Recently, Google has allowed developers to put "packaged apps" on the Chrome web store.  A "packaged app" is basically a web site, but the entire thing can be downloaded to a user's system and run in offline mode.

"...packaged apps are written in HTML5, Javascript, and CSS.  But packaged apps look and behave like native apps, and they have native-like capabilities that are much more powerful than those available to web apps." (from http://developer.chrome.com/apps/about_apps.html)

The additional capabilities primarily concern access to Chrome APIs and services - access that traditional web sites do not have, including acting as a network client for TCP/UDP connections, and accessing hardware devices  You can charge for packaged apps as well.

I decided to try wrapping an existing web site in a chrome packaged app.  The site is a d3.js visualization of births and deaths in (simulated) real-time across the world, based on birth and deaths rates of individual countries.

The packaged app is available here on the chrome app store.  Note that on my iMac, I have noticed some odd instability of Chrome itself, but clicking "Ignore" seemed to let it run without a problem.  Feel free to let me know if you see the same issue as well.  In fact, feel free to let me know if you don't see it happen.

A d3.js visualization running
as a "packaged app" from the Chrome Store
(available here)

Why?

Why would you use this mechanism for what is essentially a web site?  I am still mulling on this.  Google touts that it allows apps to be less dependent on the network.  I do know that for some of the visualizations I have done this year, it would have been nice to have a way for users to get all of the materials in one fell swoop, and then run it as needed.  The update mechanism would handle any needed updates to the visualization.  Another benefit may be the ability to ride on top of google's user-authentication/management that would be a hassle if you were managing it yourself on a website.

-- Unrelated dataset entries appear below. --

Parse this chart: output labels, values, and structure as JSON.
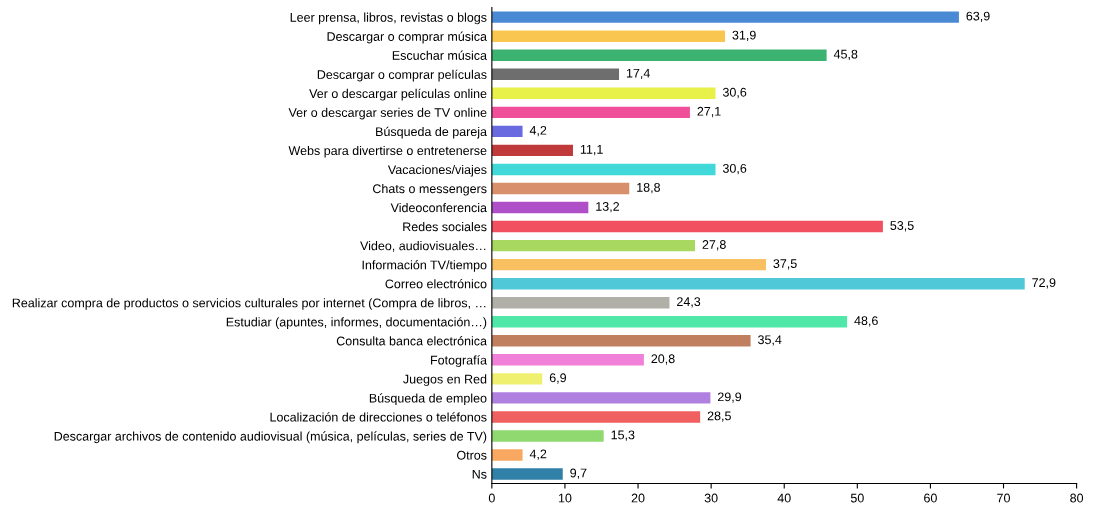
{
  "chart_data": {
    "type": "bar",
    "orientation": "horizontal",
    "categories": [
      "Leer prensa, libros, revistas o blogs",
      "Descargar o comprar música",
      "Escuchar música",
      "Descargar o comprar películas",
      "Ver o descargar películas online",
      "Ver o descargar series de TV online",
      "Búsqueda de pareja",
      "Webs para divertirse o entretenerse",
      "Vacaciones/viajes",
      "Chats o messengers",
      "Videoconferencia",
      "Redes sociales",
      "Video, audiovisuales…",
      "Información TV/tiempo",
      "Correo electrónico",
      "Realizar compra de productos o servicios culturales por internet (Compra de libros, …",
      "Estudiar (apuntes, informes, documentación…)",
      "Consulta banca electrónica",
      "Fotografía",
      "Juegos en Red",
      "Búsqueda de empleo",
      "Localización de direcciones o teléfonos",
      "Descargar archivos de contenido audiovisual (música, películas, series de TV)",
      "Otros",
      "Ns"
    ],
    "values": [
      63.9,
      31.9,
      45.8,
      17.4,
      30.6,
      27.1,
      4.2,
      11.1,
      30.6,
      18.8,
      13.2,
      53.5,
      27.8,
      37.5,
      72.9,
      24.3,
      48.6,
      35.4,
      20.8,
      6.9,
      29.9,
      28.5,
      15.3,
      4.2,
      9.7
    ],
    "value_labels": [
      "63,9",
      "31,9",
      "45,8",
      "17,4",
      "30,6",
      "27,1",
      "4,2",
      "11,1",
      "30,6",
      "18,8",
      "13,2",
      "53,5",
      "27,8",
      "37,5",
      "72,9",
      "24,3",
      "48,6",
      "35,4",
      "20,8",
      "6,9",
      "29,9",
      "28,5",
      "15,3",
      "4,2",
      "9,7"
    ],
    "colors": [
      "#4a8ad4",
      "#f9c74f",
      "#3cb371",
      "#6e6e6e",
      "#e8f04a",
      "#f0509a",
      "#6a6ae0",
      "#c0393b",
      "#40d8d8",
      "#d8906c",
      "#b050c8",
      "#f05060",
      "#a8d860",
      "#f8c060",
      "#50c8d8",
      "#b0b0a8",
      "#50e8a8",
      "#c08060",
      "#f080d8",
      "#f0f070",
      "#b080e0",
      "#f06060",
      "#90d870",
      "#f8a860",
      "#3080a8"
    ],
    "xlim": [
      0,
      80
    ],
    "xticks": [
      0,
      10,
      20,
      30,
      40,
      50,
      60,
      70,
      80
    ],
    "grid": false,
    "legend": false
  }
}
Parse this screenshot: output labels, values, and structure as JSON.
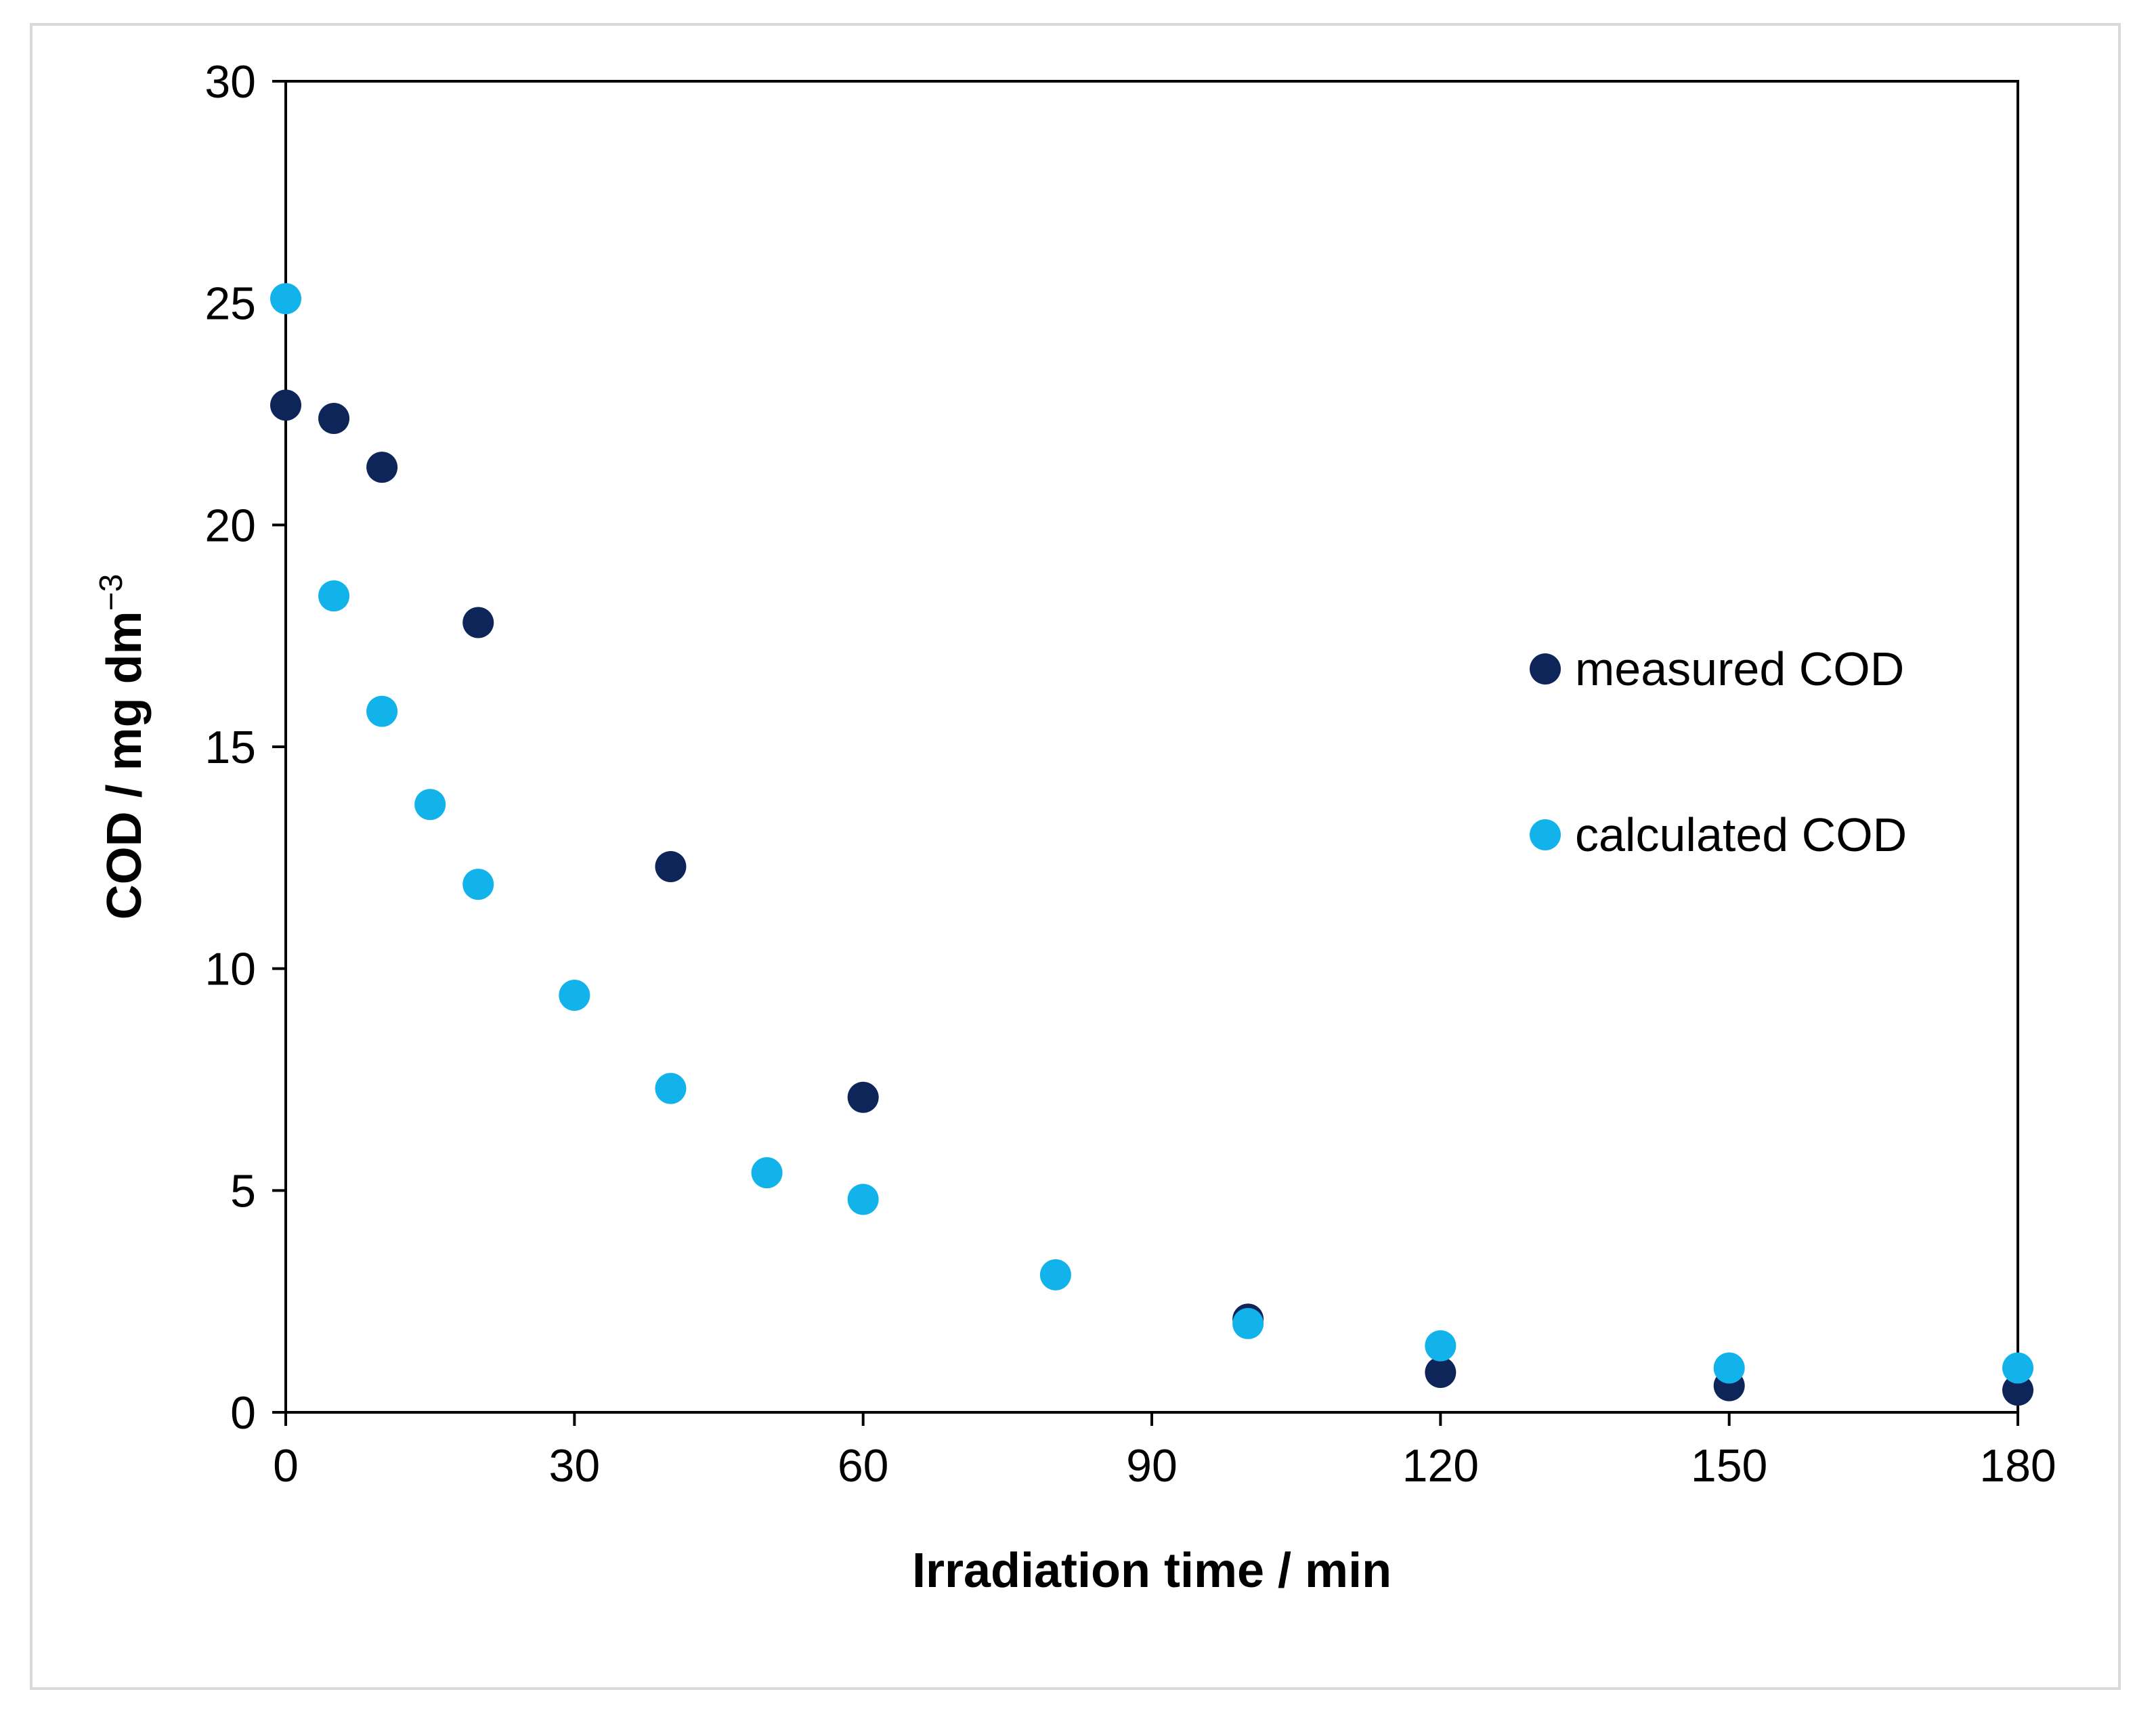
{
  "chart_data": {
    "type": "scatter",
    "title": "",
    "xlabel": "Irradiation time / min",
    "ylabel_main": "COD / mg dm",
    "ylabel_sup": "−3",
    "xlim": [
      0,
      180
    ],
    "ylim": [
      0,
      30
    ],
    "x_ticks": [
      0,
      30,
      60,
      90,
      120,
      150,
      180
    ],
    "y_ticks": [
      0,
      5,
      10,
      15,
      20,
      25,
      30
    ],
    "grid": false,
    "legend_position": "right-middle",
    "series": [
      {
        "name": "measured COD",
        "color": "#0d2559",
        "points": [
          {
            "x": 0,
            "y": 22.7
          },
          {
            "x": 5,
            "y": 22.4
          },
          {
            "x": 10,
            "y": 21.3
          },
          {
            "x": 20,
            "y": 17.8
          },
          {
            "x": 40,
            "y": 12.3
          },
          {
            "x": 60,
            "y": 7.1
          },
          {
            "x": 100,
            "y": 2.1
          },
          {
            "x": 120,
            "y": 0.9
          },
          {
            "x": 150,
            "y": 0.6
          },
          {
            "x": 180,
            "y": 0.5
          }
        ]
      },
      {
        "name": "calculated COD",
        "color": "#12b3ea",
        "points": [
          {
            "x": 0,
            "y": 25.1
          },
          {
            "x": 5,
            "y": 18.4
          },
          {
            "x": 10,
            "y": 15.8
          },
          {
            "x": 15,
            "y": 13.7
          },
          {
            "x": 20,
            "y": 11.9
          },
          {
            "x": 30,
            "y": 9.4
          },
          {
            "x": 40,
            "y": 7.3
          },
          {
            "x": 50,
            "y": 5.4
          },
          {
            "x": 60,
            "y": 4.8
          },
          {
            "x": 80,
            "y": 3.1
          },
          {
            "x": 100,
            "y": 2.0
          },
          {
            "x": 120,
            "y": 1.5
          },
          {
            "x": 150,
            "y": 1.0
          },
          {
            "x": 180,
            "y": 1.0
          }
        ]
      }
    ]
  }
}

Nuances to Create the Packaged App

Ideally, you can just (basically) zip up a web site plus a few special text files and publish it in the chrome store.  However, there were two main issues I encountered when trying to do this with d3.

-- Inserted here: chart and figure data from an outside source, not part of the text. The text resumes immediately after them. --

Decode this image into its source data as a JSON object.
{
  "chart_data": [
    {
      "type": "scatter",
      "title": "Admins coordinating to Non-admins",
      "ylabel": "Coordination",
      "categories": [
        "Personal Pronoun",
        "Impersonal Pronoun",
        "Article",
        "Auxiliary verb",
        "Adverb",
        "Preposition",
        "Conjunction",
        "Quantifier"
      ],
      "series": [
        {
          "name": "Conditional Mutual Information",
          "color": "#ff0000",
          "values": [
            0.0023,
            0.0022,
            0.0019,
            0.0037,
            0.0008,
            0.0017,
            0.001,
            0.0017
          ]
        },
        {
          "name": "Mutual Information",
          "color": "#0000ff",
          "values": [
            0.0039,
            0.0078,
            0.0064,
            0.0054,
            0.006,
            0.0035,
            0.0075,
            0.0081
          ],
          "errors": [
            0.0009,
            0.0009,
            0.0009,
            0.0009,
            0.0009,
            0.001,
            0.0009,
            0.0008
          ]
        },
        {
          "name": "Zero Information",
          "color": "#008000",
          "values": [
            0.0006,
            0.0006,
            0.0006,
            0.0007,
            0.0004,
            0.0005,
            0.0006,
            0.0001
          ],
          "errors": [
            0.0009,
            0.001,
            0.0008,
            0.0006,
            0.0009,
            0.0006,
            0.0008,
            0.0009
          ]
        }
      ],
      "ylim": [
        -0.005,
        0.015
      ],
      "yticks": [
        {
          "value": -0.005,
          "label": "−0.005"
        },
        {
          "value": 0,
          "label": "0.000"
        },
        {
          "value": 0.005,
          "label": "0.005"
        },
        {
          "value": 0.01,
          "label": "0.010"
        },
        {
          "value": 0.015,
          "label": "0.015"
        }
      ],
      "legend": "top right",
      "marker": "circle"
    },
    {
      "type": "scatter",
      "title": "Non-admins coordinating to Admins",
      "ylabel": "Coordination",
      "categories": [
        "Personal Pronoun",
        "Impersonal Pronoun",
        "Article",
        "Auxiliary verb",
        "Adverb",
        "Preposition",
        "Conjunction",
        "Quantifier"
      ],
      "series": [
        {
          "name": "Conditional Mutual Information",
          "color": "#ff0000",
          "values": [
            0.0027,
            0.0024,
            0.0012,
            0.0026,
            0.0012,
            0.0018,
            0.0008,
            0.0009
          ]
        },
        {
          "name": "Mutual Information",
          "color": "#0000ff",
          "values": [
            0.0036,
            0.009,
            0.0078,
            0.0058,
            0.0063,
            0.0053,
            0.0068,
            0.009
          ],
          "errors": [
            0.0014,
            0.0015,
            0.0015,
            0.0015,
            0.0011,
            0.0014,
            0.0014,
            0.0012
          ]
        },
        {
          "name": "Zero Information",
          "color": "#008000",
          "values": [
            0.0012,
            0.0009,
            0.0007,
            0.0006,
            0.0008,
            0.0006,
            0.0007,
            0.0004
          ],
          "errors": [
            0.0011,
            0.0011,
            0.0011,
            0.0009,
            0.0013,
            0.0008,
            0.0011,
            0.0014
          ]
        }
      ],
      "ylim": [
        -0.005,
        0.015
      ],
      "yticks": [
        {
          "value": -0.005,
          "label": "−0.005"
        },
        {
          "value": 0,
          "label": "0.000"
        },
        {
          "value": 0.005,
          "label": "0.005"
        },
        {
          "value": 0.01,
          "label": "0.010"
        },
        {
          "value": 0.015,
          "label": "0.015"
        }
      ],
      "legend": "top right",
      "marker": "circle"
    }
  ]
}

The first issue concerned "violations" of the content security policy, which is a set of policies intended to prevent cross-site scripting issues.  For packaged apps specifically, it looks like you can't configure the policy.  The "violations" seemed to be related to some of the javascript used within the d3.js internals, getting triggered by the d3 asynchronous download calls.  The workaround is to specify that the page in the packaged app run in a "sandbox".  Unfortunately, this then (apparently) prevents the app from being able to use the standard asynchronous calls to load the data files.  In this case, it meant that I needed to modify the data files so that instead of raw json or tab/comma-delimited format, the files were wrapped in a little javascript to create variables, which were used later in place of the data load.  Note that after I did this, it could run in a non-sandboxed mode, but I went ahead and kept it sandboxed in case there were another execution path that would hit the same issue.

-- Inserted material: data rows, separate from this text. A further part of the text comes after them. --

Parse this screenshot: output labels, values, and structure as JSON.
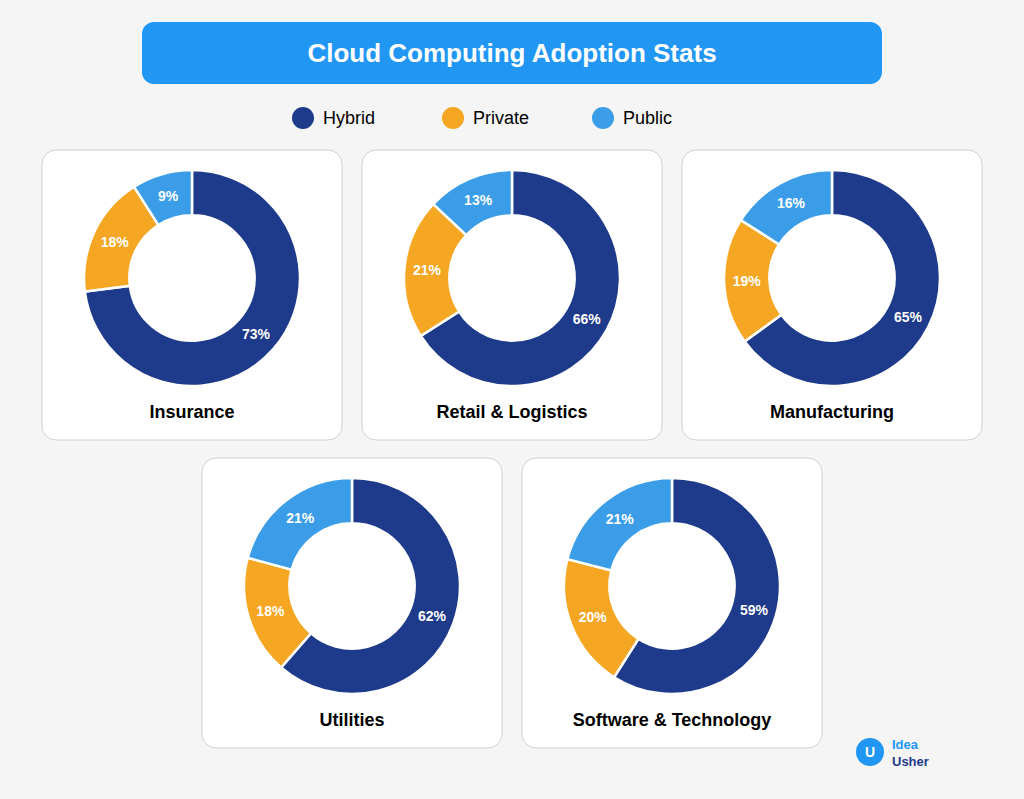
{
  "title": "Cloud Computing Adoption Stats",
  "annotations": [
    "U",
    "Idea",
    "Usher"
  ],
  "chart_data": [
    {
      "type": "pie",
      "title": "Insurance",
      "categories": [
        "Hybrid",
        "Private",
        "Public"
      ],
      "values": [
        73,
        18,
        9
      ],
      "value_labels": [
        "73%",
        "18%",
        "9%"
      ],
      "colors": [
        "#1e3a8a",
        "#f5a623",
        "#3b9de8"
      ],
      "data_labels": true,
      "legend": "top"
    },
    {
      "type": "pie",
      "title": "Retail & Logistics",
      "categories": [
        "Hybrid",
        "Private",
        "Public"
      ],
      "values": [
        66,
        21,
        13
      ],
      "value_labels": [
        "66%",
        "21%",
        "13%"
      ],
      "colors": [
        "#1e3a8a",
        "#f5a623",
        "#3b9de8"
      ],
      "data_labels": true
    },
    {
      "type": "pie",
      "title": "Manufacturing",
      "categories": [
        "Hybrid",
        "Private",
        "Public"
      ],
      "values": [
        65,
        19,
        16
      ],
      "value_labels": [
        "65%",
        "19%",
        "16%"
      ],
      "colors": [
        "#1e3a8a",
        "#f5a623",
        "#3b9de8"
      ],
      "data_labels": true
    },
    {
      "type": "pie",
      "title": "Utilities",
      "categories": [
        "Hybrid",
        "Private",
        "Public"
      ],
      "values": [
        62,
        18,
        21
      ],
      "value_labels": [
        "62%",
        "18%",
        "21%"
      ],
      "colors": [
        "#1e3a8a",
        "#f5a623",
        "#3b9de8"
      ],
      "data_labels": true
    },
    {
      "type": "pie",
      "title": "Software & Technology",
      "categories": [
        "Hybrid",
        "Private",
        "Public"
      ],
      "values": [
        59,
        20,
        21
      ],
      "value_labels": [
        "59%",
        "20%",
        "21%"
      ],
      "colors": [
        "#1e3a8a",
        "#f5a623",
        "#3b9de8"
      ],
      "data_labels": true
    }
  ]
}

Publishing on the Chrome Store

It costs $5 to register on the chrome store so that you can upload apps.  "Uploading the app" in this case meant creating a zip file of the directory, and uploading it through the chrome developer console.

Initial Experiences

It looks kind of cool to see the app run in a chrome-less window.

I've noticed a few times that it reported a (native) crash on an iMac when the downloaded app is run - one of the errors where Apple would like you send an error report, not google.  Irritating, but apparently they can be ignored.   I get the feeling that this is somewhat new technology, so there may be more things like this.

You have to specify the initial window size when the app is launched.  In this case, I used 1280x800, since this was the size of the screenshot I needed to add for the chrome store in order to publish it.

Overall, this is an interesting concept.  I am curious to see how it pans out.